Coal Mine Theatre kicks off season with excellent production of ‘Appropriate’

Ted Dykstra directs Branden Jacobs-Jenkins’s three-act drama with a patient hand

What: Appropriate
Where: Coal Mine Theatre, 2076 Danforth Ave.
When: Now, until Sat., Oct. 21
Highlight: An eight-person cast is a rare treat these days, so half the show’s fun comes from watching the characters interact in different configurations.
Rating: NNNN (out of 5)
Why you should go: Director Ted Dykstra embraces the play’s indirectness: the production’s themes creep up gradually before erupting with cataclysmic force.

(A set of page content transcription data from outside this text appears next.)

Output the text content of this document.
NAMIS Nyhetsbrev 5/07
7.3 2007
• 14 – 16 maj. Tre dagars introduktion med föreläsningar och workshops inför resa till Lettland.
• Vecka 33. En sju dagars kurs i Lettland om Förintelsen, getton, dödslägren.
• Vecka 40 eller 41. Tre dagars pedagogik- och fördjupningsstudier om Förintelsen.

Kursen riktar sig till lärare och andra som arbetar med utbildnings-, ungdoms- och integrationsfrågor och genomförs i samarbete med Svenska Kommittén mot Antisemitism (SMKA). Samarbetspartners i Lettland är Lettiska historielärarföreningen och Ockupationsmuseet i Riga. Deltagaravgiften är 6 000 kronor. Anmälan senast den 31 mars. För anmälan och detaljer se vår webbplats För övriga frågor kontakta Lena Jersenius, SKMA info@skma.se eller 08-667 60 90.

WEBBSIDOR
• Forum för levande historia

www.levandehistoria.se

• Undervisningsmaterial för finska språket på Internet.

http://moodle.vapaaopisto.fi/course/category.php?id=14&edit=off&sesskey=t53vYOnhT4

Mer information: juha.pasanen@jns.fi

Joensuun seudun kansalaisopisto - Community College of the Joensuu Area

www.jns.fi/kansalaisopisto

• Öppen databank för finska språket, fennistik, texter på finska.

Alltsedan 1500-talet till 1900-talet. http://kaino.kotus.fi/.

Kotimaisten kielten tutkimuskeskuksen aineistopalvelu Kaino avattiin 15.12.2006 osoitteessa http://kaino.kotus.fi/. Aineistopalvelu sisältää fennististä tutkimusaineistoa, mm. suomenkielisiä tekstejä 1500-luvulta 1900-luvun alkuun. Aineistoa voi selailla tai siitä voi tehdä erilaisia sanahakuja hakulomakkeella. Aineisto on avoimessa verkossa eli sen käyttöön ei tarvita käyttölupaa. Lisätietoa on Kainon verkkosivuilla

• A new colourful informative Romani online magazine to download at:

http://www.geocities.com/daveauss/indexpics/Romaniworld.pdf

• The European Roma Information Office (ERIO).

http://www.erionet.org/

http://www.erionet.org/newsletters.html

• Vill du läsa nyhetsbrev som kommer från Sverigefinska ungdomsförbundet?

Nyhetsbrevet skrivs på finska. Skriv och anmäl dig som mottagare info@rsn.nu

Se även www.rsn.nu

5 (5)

COAL MINE THEATRE’S new production of Appropriate, by American playwright Branden Jacobs-Jenkins, begins with multiple minutes of darkness, during which sound designers Deanna Choi and Michael Wanless conjure a tactile nighttime soundscape dominated by cicadas. This drawn-out aural cocoon demands the audience members turn their minds away from the overwhelming digital drone of contemporary metropolitan life and give themselves over to the coming art.

The rest of the production, directed by Ted Dykstra and associate director Matthew G. Brown, is similarly patient. Jacobs-Jenkins’s play is long — nearly three hours, with two intermissions — and slow to reveal itself. Dykstra embraces this indirectness: the production’s themes creep up gradually before erupting with cataclysmic force.

Appropriate concerns Frank (Andy Trithardt), Bo (Gray Powell) and Toni (Raquel Duffy) — tightly-wound, middle-aged siblings preparing their late father’s Arkansas plantation house for auction. This is no three-person play, though: each brings along their family, making the house count total eight. The significant amount of money on the table doesn’t help the siblings get along, and neither does a terrifying object found among their father’s things: a grimy photo album filled with images of lynchings.

Despite its genre-mandated dose of yelling and hair-pulling, the play is surprisingly sensitive. While the sun’s out, the auction clutter piling up by the living room couch prods everyone to agitation; but under moonlight, the house quiets down and ghosts haunt the air.

The production’s design finds beauty in this alternation of day and night. During the day, the dilapidation of Steve Lucas and Rebecca Morris’s detailed set overwhelms. Lucas, also the lighting designer, blasts the walls with warm tones, revealing their stained pallor. At night, however, he makes use of on-stage light sources — candles, lamps, a window — to offer a shadowy respite from the mess.

An eight-person cast is a rare treat these days, so half the show’s fun comes from watching the characters interact in different configurations. If I had to choose a  pivotal character, it would be Toni, whom Duffy fleshes out through ferociously biting text work contrasted with tender silences. Yet the other two siblings — Powell’s heartbreakingly tense Bo and Trithardt’s wayward Frank — aren’t far behind. And many great scenes don’t include the trio at all — Alison Beckwith, in particular, is hugely enjoyable to watch throughout.

Dykstra has again proven himself a perfect director for plays that end with just a hint of surrealism. His realism is so alive that when a ghost appears or the apocalypse suddenly begins, it feels not only earned but an entirely natural conclusion to what came before. The ending of Appropriate, a magic trick of sorts, shimmers with a poignant inevitability despite its surprisingness.

I have questions about Jacobs-Jenkins’s play — though it does ultimately implicate the audience in its societal critique, I feel it could do so more aggressively — but not about this production: it’s excellent. Multiple times during the show, I was reminded of Maggie Nelson’s (and others’) notion that artists should “leave the centre empty for God.” Dykstra does — and the resulting production is appropriately spiritual.